Niederamt

Die 111 schönsten Solothurner Orte: Kienberg wird gleich zweimal im neuen Buch erwähnt

Kienberg wird im neuen Buch gleich zweimal erwähnt.

Kienberg wird im neuen Buch gleich zweimal erwähnt.

Kienberg ist im neu erschienen Buch über «111 Orte, im Kanton Solothurn, die man gesehen haben muss» gleich zweimal vertreten.

Die Reihe der «111 Orte, die man gesehen haben muss» deckt ein breites Feld an Orten und Regionen, deren Plätze auf unterhaltsame Art vorgestellt werden. Die Obergrenze ist mit ihrem Gleichklang der Ziffern ebenso humorvoll gemeint wie das «muss», welches einer Empfehlung entspricht.

Vom Fremdenverkehr gut frequentierte Orte wie das Berner Oberland oder das Tessin sind inzwischen mit eigenen Büchern bedacht worden, aber auch Gebiete, in die sich kaum Ausflügler verirren, wie etwa Winterthur, dürfen ihre Besonderheiten präsentieren. Nun liegt auch ein Band über Solothurn vor. Was gibt es hier zu entdecken?

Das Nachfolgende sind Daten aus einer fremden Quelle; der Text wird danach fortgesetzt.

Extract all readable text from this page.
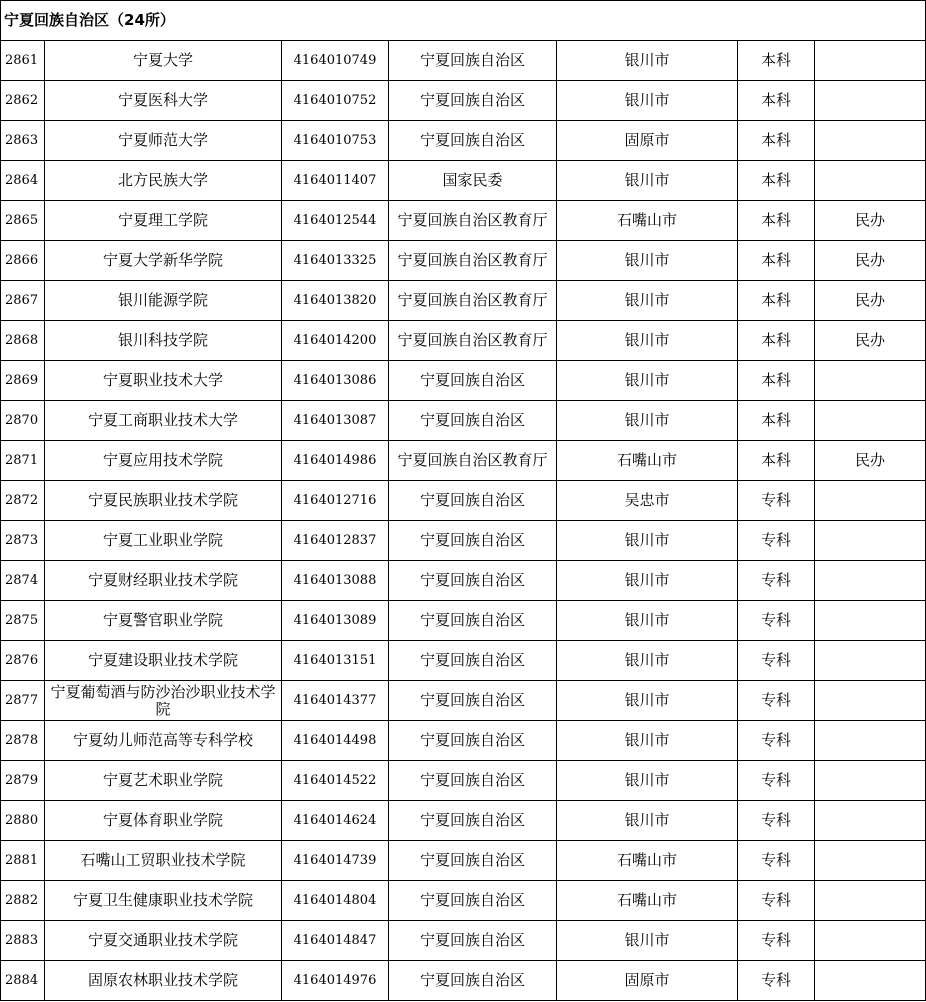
宁夏回族自治区（24所）						
2861	宁夏大学	4164010749	宁夏回族自治区	银川市	本科	
2862	宁夏医科大学	4164010752	宁夏回族自治区	银川市	本科	
2863	宁夏师范大学	4164010753	宁夏回族自治区	固原市	本科	
2864	北方民族大学	4164011407	国家民委	银川市	本科	
2865	宁夏理工学院	4164012544	宁夏回族自治区教育厅	石嘴山市	本科	民办
2866	宁夏大学新华学院	4164013325	宁夏回族自治区教育厅	银川市	本科	民办
2867	银川能源学院	4164013820	宁夏回族自治区教育厅	银川市	本科	民办
2868	银川科技学院	4164014200	宁夏回族自治区教育厅	银川市	本科	民办
2869	宁夏职业技术大学	4164013086	宁夏回族自治区	银川市	本科	
2870	宁夏工商职业技术大学	4164013087	宁夏回族自治区	银川市	本科	
2871	宁夏应用技术学院	4164014986	宁夏回族自治区教育厅	石嘴山市	本科	民办
2872	宁夏民族职业技术学院	4164012716	宁夏回族自治区	吴忠市	专科	
2873	宁夏工业职业学院	4164012837	宁夏回族自治区	银川市	专科	
2874	宁夏财经职业技术学院	4164013088	宁夏回族自治区	银川市	专科	
2875	宁夏警官职业学院	4164013089	宁夏回族自治区	银川市	专科	
2876	宁夏建设职业技术学院	4164013151	宁夏回族自治区	银川市	专科	
2877	宁夏葡萄酒与防沙治沙职业技术学院	4164014377	宁夏回族自治区	银川市	专科	
2878	宁夏幼儿师范高等专科学校	4164014498	宁夏回族自治区	银川市	专科	
2879	宁夏艺术职业学院	4164014522	宁夏回族自治区	银川市	专科	
2880	宁夏体育职业学院	4164014624	宁夏回族自治区	银川市	专科	
2881	石嘴山工贸职业技术学院	4164014739	宁夏回族自治区	石嘴山市	专科	
2882	宁夏卫生健康职业技术学院	4164014804	宁夏回族自治区	石嘴山市	专科	
2883	宁夏交通职业技术学院	4164014847	宁夏回族自治区	银川市	专科	
2884	固原农林职业技术学院	4164014976	宁夏回族自治区	固原市	专科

Christof Gasser und Barbara Saladin beschreiben (der Titel hält, was er verspricht), 111 verschiedene Schauplätze, deren Naturschönheit, Geschichte, Architektur oder Gastronomie zum Verweilen einladen. Dabei entsteht nicht eine Auflistung der touristischen Highlights, die es in dieser hohen Zahl auch gar nicht gäbe. Vielmehr kommen unscheinbare, ja unbekannte Orte zum Vorschein, von denen vielleicht sogar Kantons-Einheimische bislang wenig oder gar nichts wussten.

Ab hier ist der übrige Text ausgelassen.